The Rewrite project aspires to activate your own power to challenge the authority of a text through forms of collective study, collaboration, and consensus building. We aim at developing practices of annotation that will support collaborative reading, writing and negotiation of complex information. It was born out of a frustration with current climate politics and the desire to reimagine approaches to climate governance by engaging with the text of the Paris Agreement, uncovering and unlearning the imaginaries that drive it and experimenting with alternative ones.

The first iteration of the Rewrite was produced as a project for the Anthropocene Curriculum’s Courses Pathway. Within the framework of the exhibition Reading the Library, we discussed rewriting library catalogues as an attempt at challenging author-ities (see also our contribution to the syllabus Teaching the Radical Syllabus). Another iteration of the Rewrite was a course for BA students and the development of a browser extension for rewriting documents on the web, the Rewrite Collaborative Framework (funded by a FHNW Lehrfonds grant).

The Rewrite Collaborative Framework is a digital learning framework built around annotation as a collective practice, aimed to support collaborative reading, writing and meaning-negotiation practices as enabling dialogue and action on urgent global challenges. We embarked on the project since the Covid-19 pandemic had created a need for improved remote learning tools that connect different scales and locales, while allowing for new forms of consensus-building media practices.

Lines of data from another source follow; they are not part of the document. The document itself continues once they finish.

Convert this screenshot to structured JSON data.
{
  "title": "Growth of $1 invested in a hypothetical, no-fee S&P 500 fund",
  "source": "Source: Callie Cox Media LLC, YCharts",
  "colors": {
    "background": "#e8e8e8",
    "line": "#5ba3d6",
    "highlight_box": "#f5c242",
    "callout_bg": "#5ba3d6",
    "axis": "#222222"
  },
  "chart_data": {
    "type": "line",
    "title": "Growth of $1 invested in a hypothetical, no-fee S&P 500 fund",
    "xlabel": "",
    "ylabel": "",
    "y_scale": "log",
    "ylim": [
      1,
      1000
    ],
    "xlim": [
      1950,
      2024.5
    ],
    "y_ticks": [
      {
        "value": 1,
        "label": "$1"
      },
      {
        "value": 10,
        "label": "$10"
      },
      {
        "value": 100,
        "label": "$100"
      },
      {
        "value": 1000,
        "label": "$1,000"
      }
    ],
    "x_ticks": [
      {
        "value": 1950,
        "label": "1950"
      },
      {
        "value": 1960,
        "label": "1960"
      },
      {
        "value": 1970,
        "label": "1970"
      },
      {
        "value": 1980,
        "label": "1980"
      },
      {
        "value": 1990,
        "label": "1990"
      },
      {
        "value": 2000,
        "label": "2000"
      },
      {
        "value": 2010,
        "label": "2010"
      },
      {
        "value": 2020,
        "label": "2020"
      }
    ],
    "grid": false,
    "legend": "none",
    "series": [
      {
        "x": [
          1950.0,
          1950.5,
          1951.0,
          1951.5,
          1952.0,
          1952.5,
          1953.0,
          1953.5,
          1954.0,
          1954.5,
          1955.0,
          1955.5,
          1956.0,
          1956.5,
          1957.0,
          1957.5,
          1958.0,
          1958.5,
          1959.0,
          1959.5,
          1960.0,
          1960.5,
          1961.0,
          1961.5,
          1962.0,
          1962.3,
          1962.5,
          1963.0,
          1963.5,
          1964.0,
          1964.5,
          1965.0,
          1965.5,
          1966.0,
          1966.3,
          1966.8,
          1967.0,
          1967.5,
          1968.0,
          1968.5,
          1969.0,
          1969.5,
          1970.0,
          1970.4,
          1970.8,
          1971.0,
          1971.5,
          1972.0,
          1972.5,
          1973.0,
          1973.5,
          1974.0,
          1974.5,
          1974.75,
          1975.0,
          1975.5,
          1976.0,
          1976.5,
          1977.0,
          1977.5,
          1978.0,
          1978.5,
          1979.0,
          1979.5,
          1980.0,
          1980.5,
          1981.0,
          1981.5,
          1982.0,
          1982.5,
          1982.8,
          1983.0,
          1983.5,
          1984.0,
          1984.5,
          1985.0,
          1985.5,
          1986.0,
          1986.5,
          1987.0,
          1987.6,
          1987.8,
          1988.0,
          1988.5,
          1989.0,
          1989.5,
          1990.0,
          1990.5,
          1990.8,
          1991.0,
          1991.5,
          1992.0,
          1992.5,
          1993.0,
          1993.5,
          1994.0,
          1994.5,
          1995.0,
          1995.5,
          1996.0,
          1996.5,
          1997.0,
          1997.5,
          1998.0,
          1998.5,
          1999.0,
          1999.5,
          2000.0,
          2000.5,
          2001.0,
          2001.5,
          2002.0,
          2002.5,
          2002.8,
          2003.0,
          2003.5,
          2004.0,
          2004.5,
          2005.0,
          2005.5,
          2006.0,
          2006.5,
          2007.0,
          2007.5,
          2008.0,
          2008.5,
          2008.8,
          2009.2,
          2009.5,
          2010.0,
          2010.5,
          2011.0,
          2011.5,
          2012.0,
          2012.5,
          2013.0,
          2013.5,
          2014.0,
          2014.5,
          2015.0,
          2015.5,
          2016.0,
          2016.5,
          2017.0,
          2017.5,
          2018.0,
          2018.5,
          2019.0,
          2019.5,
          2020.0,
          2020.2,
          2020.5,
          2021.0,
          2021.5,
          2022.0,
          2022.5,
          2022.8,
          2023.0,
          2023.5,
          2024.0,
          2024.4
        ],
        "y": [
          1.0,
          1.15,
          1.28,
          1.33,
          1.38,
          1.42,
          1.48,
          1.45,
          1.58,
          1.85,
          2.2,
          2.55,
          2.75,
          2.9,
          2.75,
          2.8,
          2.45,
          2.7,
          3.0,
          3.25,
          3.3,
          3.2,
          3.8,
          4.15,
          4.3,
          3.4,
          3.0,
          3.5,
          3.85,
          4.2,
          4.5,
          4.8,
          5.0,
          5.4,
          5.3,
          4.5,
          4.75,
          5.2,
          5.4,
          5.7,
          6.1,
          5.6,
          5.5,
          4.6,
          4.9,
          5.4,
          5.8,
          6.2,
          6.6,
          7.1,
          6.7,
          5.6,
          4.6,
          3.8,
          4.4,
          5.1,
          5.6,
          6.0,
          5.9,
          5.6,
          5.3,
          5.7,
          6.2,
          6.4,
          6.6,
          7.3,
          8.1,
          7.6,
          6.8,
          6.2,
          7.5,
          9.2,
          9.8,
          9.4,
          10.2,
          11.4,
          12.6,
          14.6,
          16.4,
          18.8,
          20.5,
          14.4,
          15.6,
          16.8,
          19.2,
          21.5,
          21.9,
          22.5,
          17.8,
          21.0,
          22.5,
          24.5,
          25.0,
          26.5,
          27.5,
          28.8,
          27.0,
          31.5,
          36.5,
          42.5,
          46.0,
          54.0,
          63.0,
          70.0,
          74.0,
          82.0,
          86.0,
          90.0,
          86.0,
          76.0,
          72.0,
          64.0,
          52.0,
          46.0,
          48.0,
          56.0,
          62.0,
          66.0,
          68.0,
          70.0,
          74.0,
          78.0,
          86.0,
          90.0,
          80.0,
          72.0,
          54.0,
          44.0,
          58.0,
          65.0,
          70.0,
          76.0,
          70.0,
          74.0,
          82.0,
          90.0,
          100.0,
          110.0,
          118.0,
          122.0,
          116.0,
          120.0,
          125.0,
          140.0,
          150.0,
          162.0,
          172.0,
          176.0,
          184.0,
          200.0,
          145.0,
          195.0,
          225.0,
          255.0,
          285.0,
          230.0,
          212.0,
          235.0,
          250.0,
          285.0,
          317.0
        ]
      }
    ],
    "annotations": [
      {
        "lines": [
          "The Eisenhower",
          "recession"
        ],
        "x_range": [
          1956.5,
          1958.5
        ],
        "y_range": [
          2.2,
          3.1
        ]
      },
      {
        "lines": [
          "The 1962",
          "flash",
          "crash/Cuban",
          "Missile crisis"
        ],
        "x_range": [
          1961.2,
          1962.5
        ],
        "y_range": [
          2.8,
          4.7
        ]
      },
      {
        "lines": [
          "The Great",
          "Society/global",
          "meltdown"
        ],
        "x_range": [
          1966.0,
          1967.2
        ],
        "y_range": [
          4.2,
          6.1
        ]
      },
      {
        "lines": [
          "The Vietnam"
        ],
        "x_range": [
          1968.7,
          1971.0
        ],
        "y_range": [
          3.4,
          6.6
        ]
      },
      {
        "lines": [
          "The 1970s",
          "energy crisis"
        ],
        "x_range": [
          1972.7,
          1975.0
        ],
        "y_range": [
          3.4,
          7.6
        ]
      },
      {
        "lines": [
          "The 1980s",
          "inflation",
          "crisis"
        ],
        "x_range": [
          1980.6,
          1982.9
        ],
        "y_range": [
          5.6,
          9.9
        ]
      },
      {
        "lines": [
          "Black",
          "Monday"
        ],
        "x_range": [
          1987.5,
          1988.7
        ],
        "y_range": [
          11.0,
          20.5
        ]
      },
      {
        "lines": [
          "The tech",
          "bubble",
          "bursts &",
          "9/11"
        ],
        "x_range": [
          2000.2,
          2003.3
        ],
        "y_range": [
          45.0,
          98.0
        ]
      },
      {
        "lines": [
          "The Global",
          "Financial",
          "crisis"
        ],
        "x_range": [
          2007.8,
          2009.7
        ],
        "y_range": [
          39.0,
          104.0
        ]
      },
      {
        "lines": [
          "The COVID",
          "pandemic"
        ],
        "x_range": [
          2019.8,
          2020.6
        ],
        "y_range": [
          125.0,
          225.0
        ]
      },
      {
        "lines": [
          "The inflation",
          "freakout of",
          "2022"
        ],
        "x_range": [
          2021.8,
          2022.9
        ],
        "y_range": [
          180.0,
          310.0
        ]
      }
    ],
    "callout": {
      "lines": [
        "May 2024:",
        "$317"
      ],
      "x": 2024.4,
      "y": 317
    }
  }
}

Through the development of the digital learning framework, we encourage students to collectively read, analyze, and annotate while discussing how decisions pertaining to climate action are made at local levels and set future socio-political protocols. The learning framework is designed with student participation and developed in the context of an interdisciplinary elective course focusing on the topics of civics and climate change, paired with technology and media practices that mirror and underpin processes in those spheres. Through workshops, teaching formats, and open courseware documentation, the digital learning framework aims to reach beyond the classroom, to build a growing community of learners, readers and publics interested in tackling environmental, social, and political issues.